Justificativa para a alternativa correta:
A alternativa correta é Errado. Em pacientes com síndrome coronariana aguda que apresentam fatores de risco para choque cardiogênico, o uso de betabloqueadores endovenosos na sala de emergência não é recomendado. Isso se deve ao fato de que os betabloqueadores podem reduzir a contratilidade cardíaca e a frequência cardíaca, o que pode agravar a hipotensão e precipitar ou piorar o quadro de choque cardiogênico. Diretrizes, como as da Sociedade Brasileira de Cardiologia (SBC), recomendam cautela com betabloqueadores em pacientes com sinais de baixa perfusão ou risco de choque.
Análise das alternativas incorretas:
1. Uso de betabloqueadores endovenosos em risco de choque: A questão sugere uma aplicação imediata de betabloqueadores para prevenir a evolução para choque. No entanto, a prática clínica e as diretrizes atuais contraindicam essa abordagem em pacientes hemodinamicamente instáveis ou com risco de choque, pela potencial piora da função cardíaca.
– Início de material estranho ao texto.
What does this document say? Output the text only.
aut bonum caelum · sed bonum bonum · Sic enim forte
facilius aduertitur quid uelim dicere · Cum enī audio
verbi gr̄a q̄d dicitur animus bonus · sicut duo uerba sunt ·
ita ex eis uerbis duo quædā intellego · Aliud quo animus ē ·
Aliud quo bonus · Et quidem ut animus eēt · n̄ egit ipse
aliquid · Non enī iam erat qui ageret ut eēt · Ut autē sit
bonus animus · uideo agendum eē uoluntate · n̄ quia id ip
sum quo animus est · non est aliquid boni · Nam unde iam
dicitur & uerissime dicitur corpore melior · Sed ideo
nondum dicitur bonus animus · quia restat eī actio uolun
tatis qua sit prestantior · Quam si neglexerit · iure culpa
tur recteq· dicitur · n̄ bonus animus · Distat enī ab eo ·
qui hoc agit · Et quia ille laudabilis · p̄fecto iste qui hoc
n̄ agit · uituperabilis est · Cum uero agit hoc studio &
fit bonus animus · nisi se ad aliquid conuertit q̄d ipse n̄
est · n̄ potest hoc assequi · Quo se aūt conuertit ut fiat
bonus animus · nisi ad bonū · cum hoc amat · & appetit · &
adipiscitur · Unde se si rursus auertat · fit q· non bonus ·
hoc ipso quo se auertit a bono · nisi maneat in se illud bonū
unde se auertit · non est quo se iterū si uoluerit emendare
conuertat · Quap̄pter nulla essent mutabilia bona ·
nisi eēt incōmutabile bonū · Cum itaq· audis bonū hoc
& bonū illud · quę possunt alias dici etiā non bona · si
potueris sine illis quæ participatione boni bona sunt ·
2. Abordagem inadequada: Em casos de SCA com risco de choque cardiogênico, o manejo deve focar na estabilização hemodinâmica. Isso pode incluir o uso de vasopressores ou inotrópicos, como a dobutamina, para melhorar a contratilidade cardíaca, e não o uso de betabloqueadores que podem agravar a situação.
Diretrizes médicas relevantes: As diretrizes da American College of Cardiology (ACC) e da American Heart Association (AHA) também apoiam o uso cauteloso de betabloqueadores, especialmente em apresentações de SCA complicadas por insuficiência cardíaca ou choque cardiogênico.
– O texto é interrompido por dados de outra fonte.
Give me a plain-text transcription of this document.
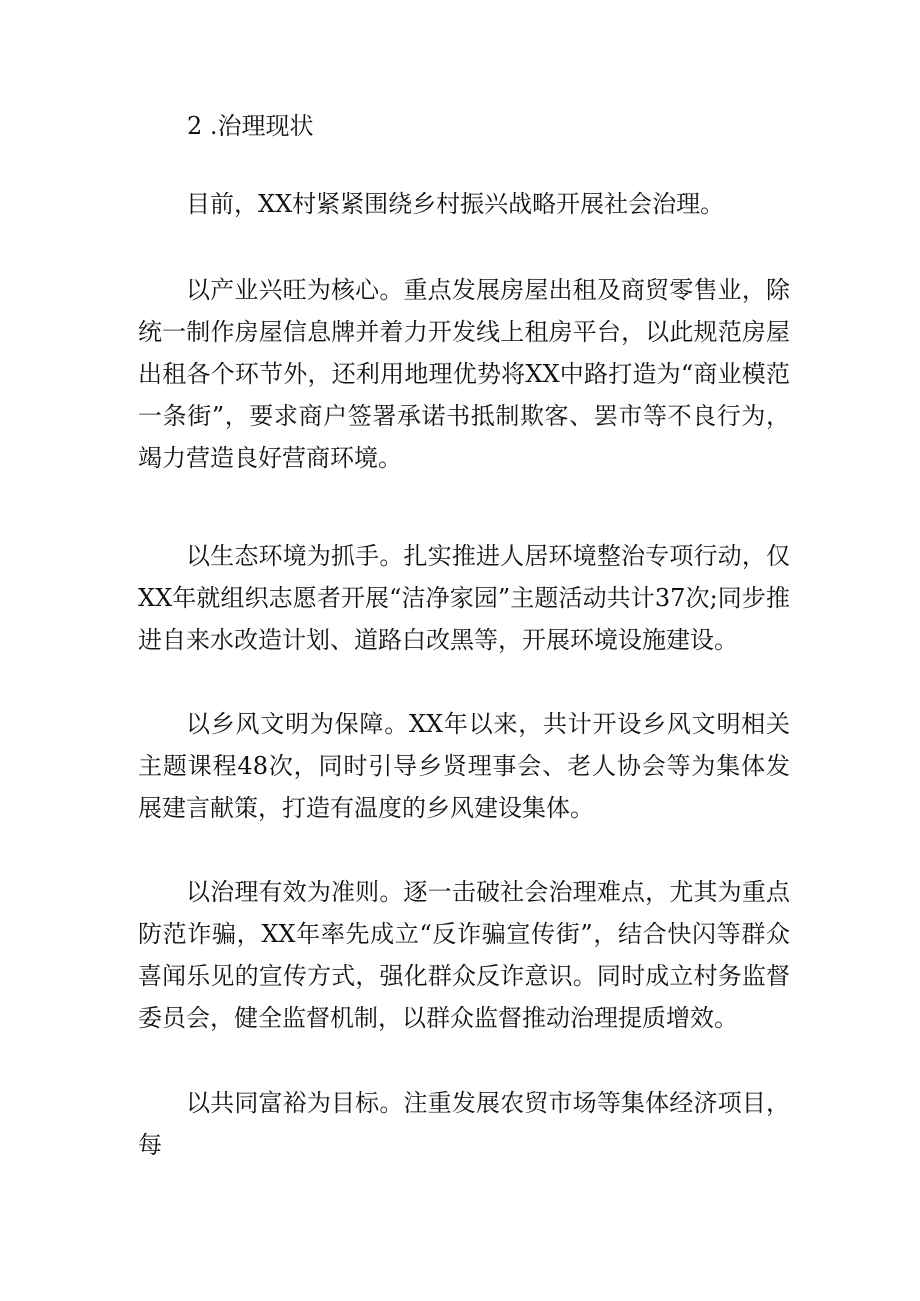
2 .治理现状

目前，XX村紧紧围绕乡村振兴战略开展社会治理。

以产业兴旺为核心。重点发展房屋出租及商贸零售业，除统一制作房屋信息牌并着力开发线上租房平台，以此规范房屋出租各个环节外，还利用地理优势将XX中路打造为“商业模范一条街”，要求商户签署承诺书抵制欺客、罢市等不良行为，竭力营造良好营商环境。

以生态环境为抓手。扎实推进人居环境整治专项行动，仅XX年就组织志愿者开展“洁净家园”主题活动共计37次;同步推进自来水改造计划、道路白改黑等，开展环境设施建设。

以乡风文明为保障。XX年以来，共计开设乡风文明相关主题课程48次，同时引导乡贤理事会、老人协会等为集体发展建言献策，打造有温度的乡风建设集体。

以治理有效为准则。逐一击破社会治理难点，尤其为重点防范诈骗，XX年率先成立“反诈骗宣传街”，结合快闪等群众喜闻乐见的宣传方式，强化群众反诈意识。同时成立村务监督委员会，健全监督机制，以群众监督推动治理提质增效。

以共同富裕为目标。注重发展农贸市场等集体经济项目，每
Estratégia para evitar pegadinhas: Em questões sobre manejo de SCA, é crucial avaliar sempre o estado hemodinâmico do paciente. Betabloqueadores são benéficos em muitos contextos, mas em instabilidade hemodinâmica, podem ser prejudiciais. Atenção aos detalhes clínicos e diretrizes pode ajudar a evitar erros em exames.